Closed Nikolai10 closed 1 year ago
I apologize for the misunderstanding. In the code, N refers to 1/2 of C in the paper, as it represents the number of channels used to be input into the Tensformer and CNN networks respectively. Therefore, for the small model, N should be set as 64.
Regarding Swin-Charm, since the open-source code was not available when we finished our work, we reproduced the method based on the paper. The difference between our implementation and the open-source code may be the slice transform. Since the paper didn't say the output channels of the middle convolutional layers, we used the same convolutional layers of our method.
Sorry for any confusion caused. I'll update README to clarify both points.
Thanks a lot for your help. Now I get the following values with the Deepspeed Profiler/ get_model_profile():
N=64 - 441.38 G 215.32 GMACs 45.18 M (flops, macs, params)
N=96 - 865.73 G 425.09 GMACs 59.13 M (flops, macs, params)
N=128 - 1454.5 G 717.08 GMACs 76.57 M (flops, macs, params)
The number of parameters is now quite similar to the reported numbers. The Flops however are approximately twice as high compared to the reported numbers. Do you have any idea why? How are you profiling your model?
I also used a RTX 3090 GPU.
Thanks again!
For all methods in table 1, we use flops-counter.pytorch to caculate complexity. Specifically, the Flops we report here should be MACs. For most CV tasks, many papers identify FLOPs with MACs. Some versions of packages also mixed up Flops and MACs .
I think the following reference might be helpful: https://github.com/open-mmlab/mmcv/issues/785#issuecomment-766840386 https://github.com/sovrasov/flops-counter.pytorch/issues/16#issuecomment-802631732 https://github.com/sovrasov/flops-counter.pytorch/blob/1ad0ed1999620c0170e5854dde39805d30d9b6aa/sample.py#L36 https://github.com/Lyken17/pytorch-OpCounter/tree/160004dd1535323d71763c93482d2a8f5f260301
Thank you very much :)
Hello @jmliu206,
thank you very much for providing your interesting work.
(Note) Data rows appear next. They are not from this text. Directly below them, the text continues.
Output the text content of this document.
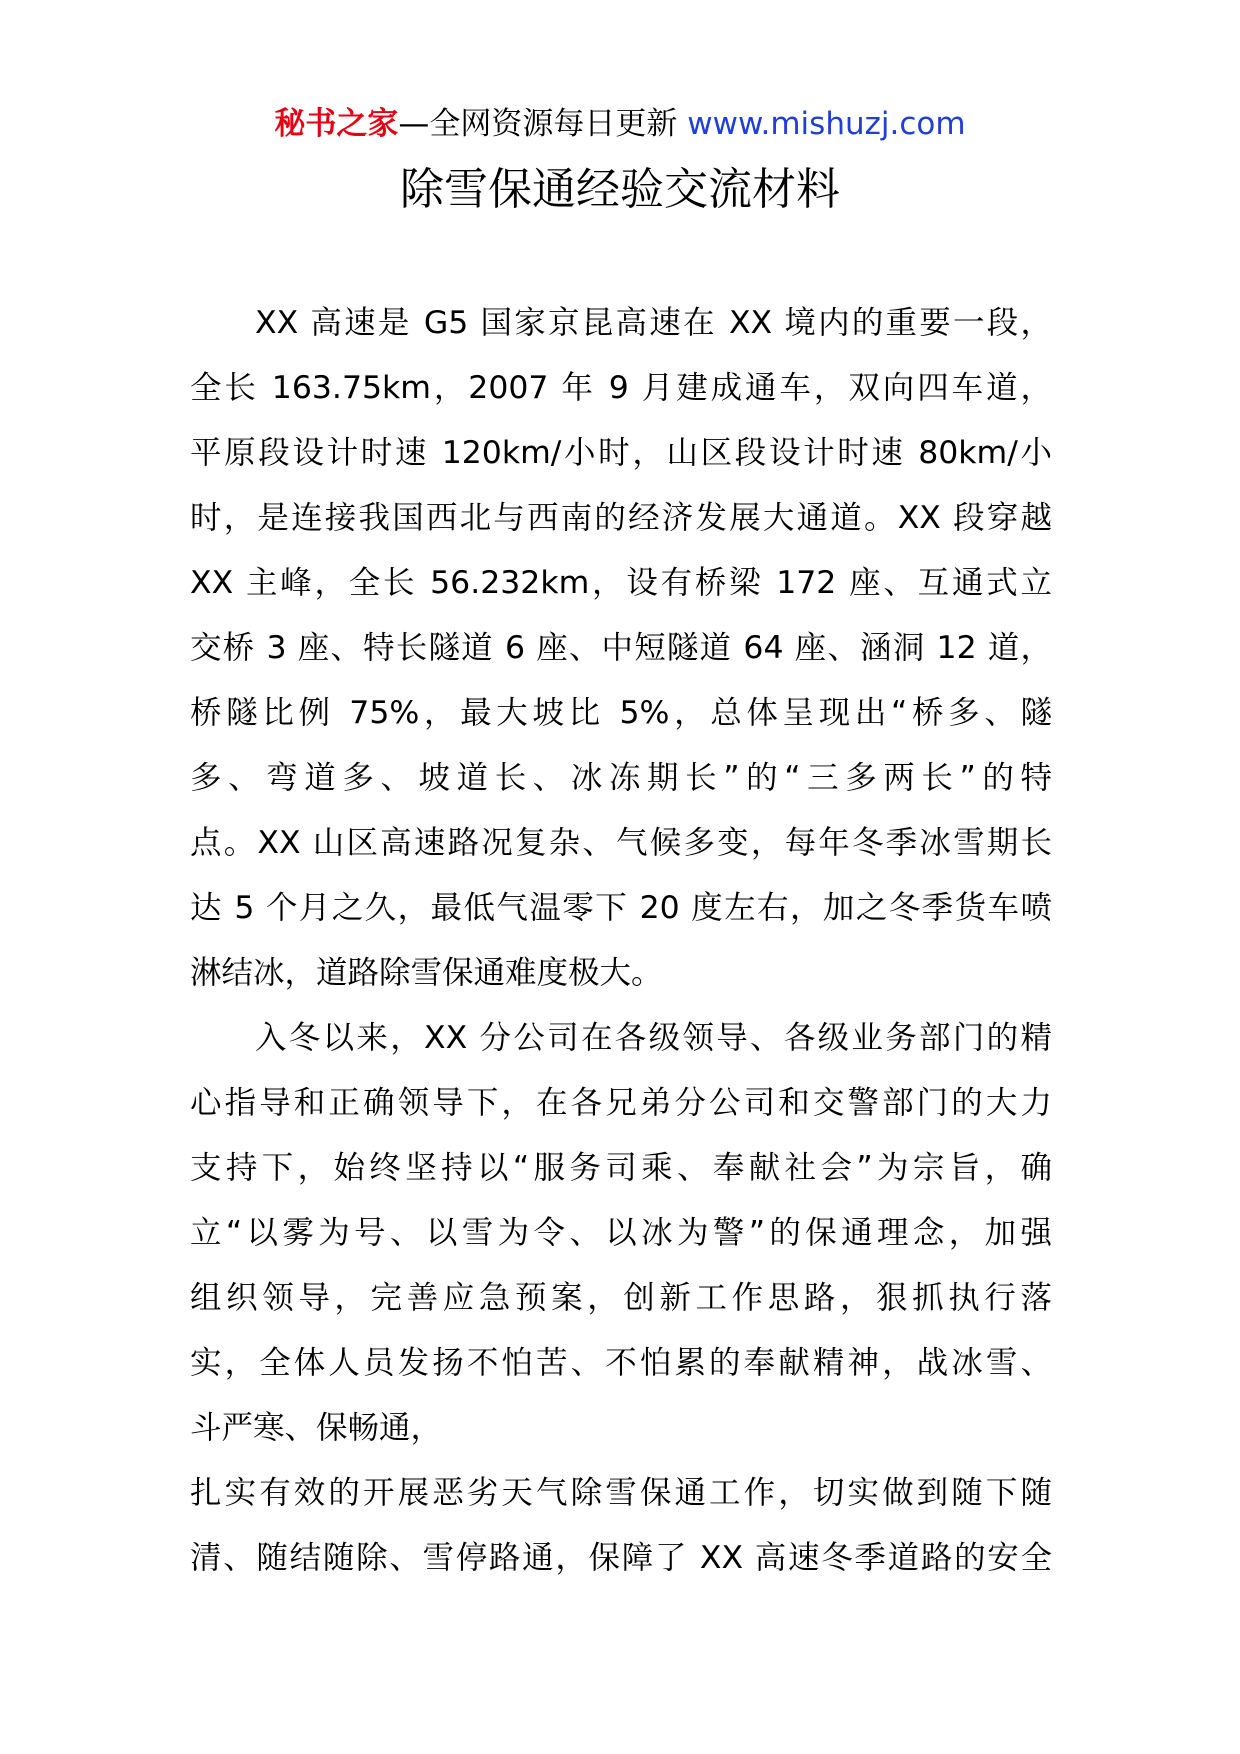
秘书之家—全网资源每日更新 www.mishuzj.com
除雪保通经验交流材料
XX 高速是 G5 国家京昆高速在 XX 境内的重要一段，
全长 163.75km，2007 年 9 月建成通车，双向四车道，
平原段设计时速 120km/小时，山区段设计时速 80km/小
时，是连接我国西北与西南的经济发展大通道。XX 段穿越
XX 主峰，全长 56.232km，设有桥梁 172 座、互通式立
交桥 3 座、特长隧道 6 座、中短隧道 64 座、涵洞 12 道，
桥隧比例 75%，最大坡比 5%，总体呈现出“桥多、隧
多、弯道多、坡道长、冰冻期长”的“三多两长”的特
点。XX 山区高速路况复杂、气候多变，每年冬季冰雪期长
达 5 个月之久，最低气温零下 20 度左右，加之冬季货车喷
淋结冰，道路除雪保通难度极大。
入冬以来，XX 分公司在各级领导、各级业务部门的精
心指导和正确领导下，在各兄弟分公司和交警部门的大力
支持下，始终坚持以“服务司乘、奉献社会”为宗旨，确
立“以雾为号、以雪为令、以冰为警”的保通理念，加强
组织领导，完善应急预案，创新工作思路，狠抓执行落
实，全体人员发扬不怕苦、不怕累的奉献精神，战冰雪、
斗严寒、保畅通，
扎实有效的开展恶劣天气除雪保通工作，切实做到随下随
清、随结随除、雪停路通，保障了 XX 高速冬季道路的安全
Could you please explain in more detail how exactly you calculate the parameter number given in Table 1? According to your paper, your small model should have a parameter count of 44.96M, while I get about 76M when testing your code. I have created a colab to reproduce this result:
https://colab.research.google.com/drive/1KdwoC1i-TYMtc3akyuX83exipynKEE4v?usp=sharing
I have used the default setting with C=128 - probably I am just missing some details here...
I was also a bit surprised by the reported number of model parameters for SwinT-ChARM. According to Zhu et al., they have a total of 32.6M (Table 3), whereas you report 60.55M.
It would be great if you could provide further insights here.
Thanks in advance, Nikolai